Do ESG factors always have a credit impact?

Not necessarily. It is quite possible that certain ESG factors have no credit impact. But this brand-new system gives us a formal methodology in order to analyse these important factors and ensure that investors are kept informed on when they do play a role in the credit decisions.


What is the main benefit of this system?

This method offers a greater degree of transparency into how ESG factors play a role in a credit investment. Either positively, negatively or neutrally: we do not have an opinion on these factors as such, we look at the potential credit impact through impartial analysis.

The post-pandemic environment

Has the securitisation market been affected by the pandemic in your view?

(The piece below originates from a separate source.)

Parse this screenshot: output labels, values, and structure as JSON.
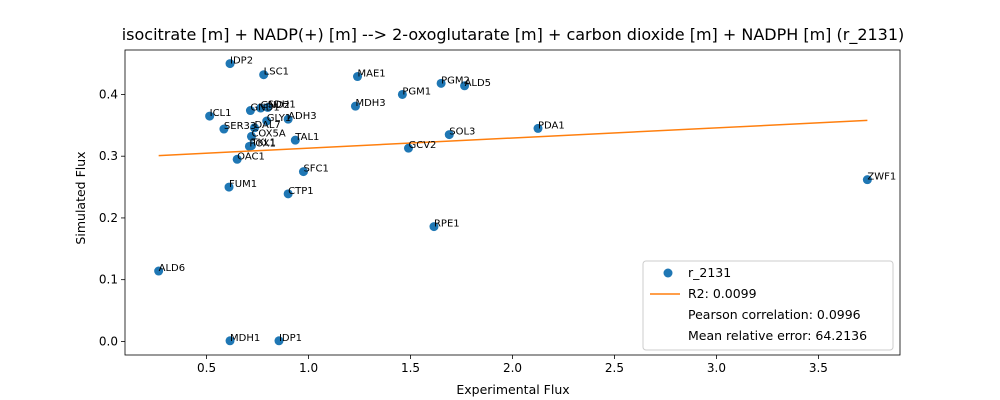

“There have been many subtle changes. This, of course, has a lot to do with not being able to travel. But in terms of the overall market, the pandemic has significantly impacted securitisation due to the reaction of central banks to it, and the resulting availability of liquidity, which was slowly changing before the pandemic hit. Prior to the pandemic, the securitisation market was moving back to an investor dominated market, whereas it has since migrated back towards a largely retained market.”


Are you expecting any surprises in the securitisation market in 2021?

“I don’t expect any major surprises. One thing which we are monitoring is the potential impact of the withdrawal of government financial support measures, and whether or not that will impact on borrowers. As these furlough schemes and other support measures to keep people employed are slowly withdrawn, will it lead to a dramatic increase in unemployment, or not?”


How might that effect the securitisation market?

“If that performance starts to deteriorate, then there is a risk of downgrades, and pricing associated with transactions may increase, and that could potentially impact issuance. However, we remain relatively comfortable with these risks for most sectors and their ability to weather the circumstances from a credit perspective.”


What is significant of the Securitisation Event this year, in your view?

“As we come out of lock-down and head towards the post-pandemic environment, it’s especially important for all of us involved in the securitisation industry to make sure we are aware of what’s happening in the markets. This particular event is very useful in terms of staying on top of the activities in the Dutch market and the wider international securitisation trends going forward. I’m very much looking forward to the online event: it’s the next best thing to meeting everyone in person!”